Pourtant, à Nassau, la capitale située sur l’île de New Providence, où les financiers côtoient les touristes débarquant de l’un des nombreux bateaux de croisière, une scène crypto autrefois prometteuse n’a guère laissé d’empreinte physique. C’est en partie parce que Bankman-Fried et ses associés dirigeaient FTX depuis son penthouse niché à Albany, un complexe de luxe exclusif dans le sud-ouest isolé de l’île.

Le dénouement de FTX a braqué les projecteurs sur les Bahamas et sur ceux au pouvoir là-bas qui ont cherché à se distancer des retombées. Davis a défendu la semaine dernière la Commission des valeurs mobilières des Bahamas, le principal organisme de surveillance du pays, dans un discours au Parlement, affirmant qu’il n’avait « identifié aucune lacune » dans l’approche réglementaire de la nation insulaire.

Pourtant, le successeur de Bankman-Fried chez FTX, John Ray III, a déclaré qu’il n’avait jamais vu « un échec aussi complet des contrôles d’entreprise et une absence aussi complète d’informations financières dignes de confiance ». Sam Trabucco, ancien co-directeur général de la société sœur de FTX, Alameda Research, a décrit les conditions au penthouse d’Albany, où travail et loisirs se mélangeaient librement, comme «toxiques».

Bankman-Fried, maintenant rapidement transformé en le principal méchant de l’industrie, a fait des tentatives répétées sur les réseaux sociaux pour s’expliquer, mais reste hors de la vue du public. Il n’a pas renvoyé de demande d’interview au Financial Times.

Les Bahamiens ordinaires ont été ébranlés par la tournure rapide des événements. Un local qui travaillait à la station balnéaire de Baha Mar a déclaré qu’il « essayait toujours de comprendre comment quelque chose qui se passait si bien pouvait s’effondrer si rapidement ».

John Christensen, économiste et spécialiste de la finance offshore, a été cinglant sur la façon dont FTX avait, à son avis, carte blanche pour opérer.

« [The authorities] fermer les yeux sur ces choses, c’est une bonne affaire, tout semble aller bien jusqu’à ce que ce ne soit pas le cas. Si le Premier ministre ne peut pas voir qu’un échec massif s’est produit sous sa direction, alors il manque à son devoir », a-t-il déclaré.

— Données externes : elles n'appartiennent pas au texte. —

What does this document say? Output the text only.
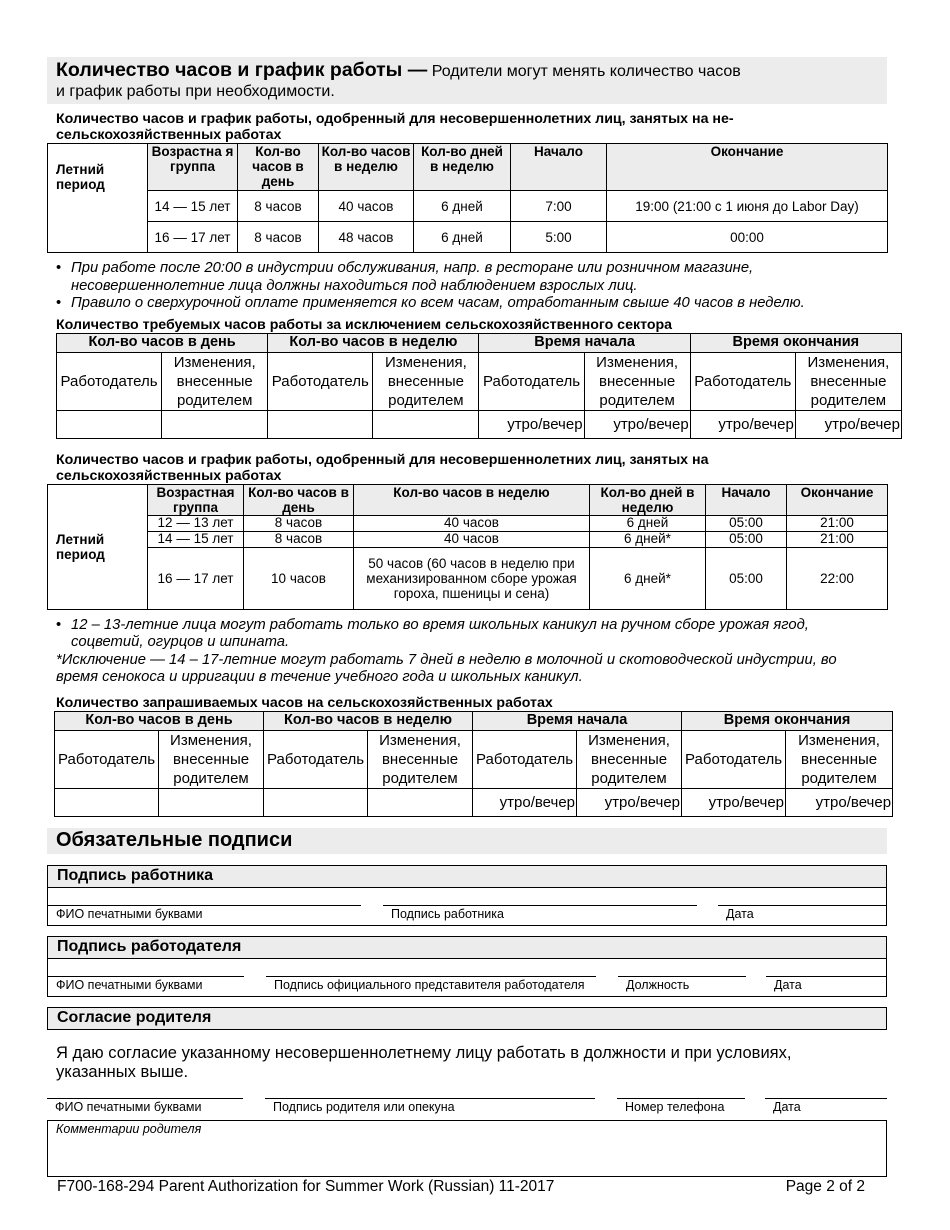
Количество часов и график работы — Родители могут менять количество часов
и график работы при необходимости.
Количество часов и график работы, одобренный для несовершеннолетних лиц, занятых на не-сельскохозяйственных работах
Летний период	Возрастна я группа	Кол-во часов в день	Кол-во часов в неделю	Кол-во дней в неделю	Начало	Окончание
	14 — 15 лет	8 часов	40 часов	6 дней	7:00	19:00 (21:00 с 1 июня до Labor Day)
	16 — 17 лет	8 часов	48 часов	6 дней	5:00	00:00
• При работе после 20:00 в индустрии обслуживания, напр. в ресторане или розничном магазине, несовершеннолетние лица должны находиться под наблюдением взрослых лиц.
• Правило о сверхурочной оплате применяется ко всем часам, отработанным свыше 40 часов в неделю.
Количество требуемых часов работы за исключением сельскохозяйственного сектора
Кол-во часов в день		Кол-во часов в неделю		Время начала		Время окончания	
Работодатель	Изменения, внесенные родителем	Работодатель	Изменения, внесенные родителем	Работодатель	Изменения, внесенные родителем	Работодатель	Изменения, внесенные родителем
				утро/вечер	утро/вечер	утро/вечер	утро/вечер
Количество часов и график работы, одобренный для несовершеннолетних лиц, занятых на сельскохозяйственных работах
Летний период	Возрастная группа	Кол-во часов в день	Кол-во часов в неделю	Кол-во дней в неделю	Начало	Окончание
	12 — 13 лет	8 часов	40 часов	6 дней	05:00	21:00
	14 — 15 лет	8 часов	40 часов	6 дней*	05:00	21:00
	16 — 17 лет	10 часов	50 часов (60 часов в неделю при механизированном сборе урожая гороха, пшеницы и сена)	6 дней*	05:00	22:00
• 12 – 13-летние лица могут работать только во время школьных каникул на ручном сборе урожая ягод, соцветий, огурцов и шпината.
*Исключение — 14 – 17-летние могут работать 7 дней в неделю в молочной и скотоводческой индустрии, во время сенокоса и ирригации в течение учебного года и школьных каникул.
Количество запрашиваемых часов на сельскохозяйственных работах
Кол-во часов в день		Кол-во часов в неделю		Время начала		Время окончания	
Работодатель	Изменения, внесенные родителем	Работодатель	Изменения, внесенные родителем	Работодатель	Изменения, внесенные родителем	Работодатель	Изменения, внесенные родителем
				утро/вечер	утро/вечер	утро/вечер	утро/вечер
Обязательные подписи
Подпись работника
ФИО печатными буквами	Подпись работника	Дата
Подпись работодателя
ФИО печатными буквами	Подпись официального представителя работодателя	Должность	Дата
Согласие родителя
Я даю согласие указанному несовершеннолетнему лицу работать в должности и при условиях, указанных выше.
ФИО печатными буквами	Подпись родителя или опекуна	Номер телефона	Дата
Комментарии родителя
F700-168-294 Parent Authorization for Summer Work (Russian) 11-2017	Page 2 of 2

Le désir de protéger sa réputation semble avoir saigné dans les communautés très unies des Bahamas. Michael Pintard, chef du Free National Movement, la principale opposition, a déclaré qu’il était « tout à fait trop tôt » pour dire quel impact la réglementation des Bahamas sur la crypto pourrait avoir.

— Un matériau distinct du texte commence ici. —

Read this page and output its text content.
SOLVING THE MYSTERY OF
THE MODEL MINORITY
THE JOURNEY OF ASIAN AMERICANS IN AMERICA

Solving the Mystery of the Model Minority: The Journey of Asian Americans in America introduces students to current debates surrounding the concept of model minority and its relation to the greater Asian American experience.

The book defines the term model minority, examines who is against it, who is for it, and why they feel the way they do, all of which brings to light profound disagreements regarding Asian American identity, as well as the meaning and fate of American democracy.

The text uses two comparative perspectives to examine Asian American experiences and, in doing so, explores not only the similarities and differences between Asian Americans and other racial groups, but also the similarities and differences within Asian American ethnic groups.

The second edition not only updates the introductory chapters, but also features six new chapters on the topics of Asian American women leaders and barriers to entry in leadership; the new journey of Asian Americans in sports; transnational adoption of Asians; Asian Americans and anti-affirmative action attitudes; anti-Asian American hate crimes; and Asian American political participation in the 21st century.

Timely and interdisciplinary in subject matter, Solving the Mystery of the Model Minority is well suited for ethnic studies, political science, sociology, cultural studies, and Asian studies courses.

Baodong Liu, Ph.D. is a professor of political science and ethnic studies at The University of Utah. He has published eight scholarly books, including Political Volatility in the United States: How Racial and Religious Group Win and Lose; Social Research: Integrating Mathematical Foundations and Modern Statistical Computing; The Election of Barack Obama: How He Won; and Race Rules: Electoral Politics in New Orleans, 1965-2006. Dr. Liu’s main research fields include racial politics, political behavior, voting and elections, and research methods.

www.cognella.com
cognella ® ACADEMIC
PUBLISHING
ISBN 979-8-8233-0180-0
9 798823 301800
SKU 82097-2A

Plusieurs responsables de l’application des lois des Bahamas ont refusé de commenter FTX ou son fondateur. La Securities Commission des Bahamas a refusé une demande d’interview.

Un Bahaméen, pressé d’obtenir des informations sur l’effondrement de FTX, a déclaré que la nation insulaire n’avait guère envie de critiquer publiquement les autorités. « Vous pourriez contrarier la mauvaise personne et vous ne réaliserez peut-être même pas à quel point cela vous affecte, vous et votre entreprise », a déclaré la personne.

Christensen a ajouté: « Si le régulateur est perçu comme étant trop activement engagé à essayer de comprendre les modèles commerciaux, en examinant les risques, cela est alors considéré d’une manière ou d’une autre comme » anti-entreprise « . »

Pourtant, Clement Stanley, chauffeur de taxi dans la capitale, a critiqué ceux qui dirigent les Bahamas pour ne pas avoir préservé la réputation de la nation. Il a déclaré que le groupe d’îles est le « joyau de la couronne des Caraïbes ». . . nous devons protéger cette réputation à tout prix. On nous enseigne cela quand nous étions enfants.

Son souci était pour les Bahamiens ordinaires, qui, contrairement à Bankman-Fried, n’ont jamais eu une chance équitable de réussir. Les autorités font « tant de diligence raisonnable sur » le petit gars «  », a-t-il noté, mais beaucoup moins pour les nouveaux entrants cryptographiques.

« J’aimerais qu’ils donnent une chance à des gars comme moi », a-t-il déclaré.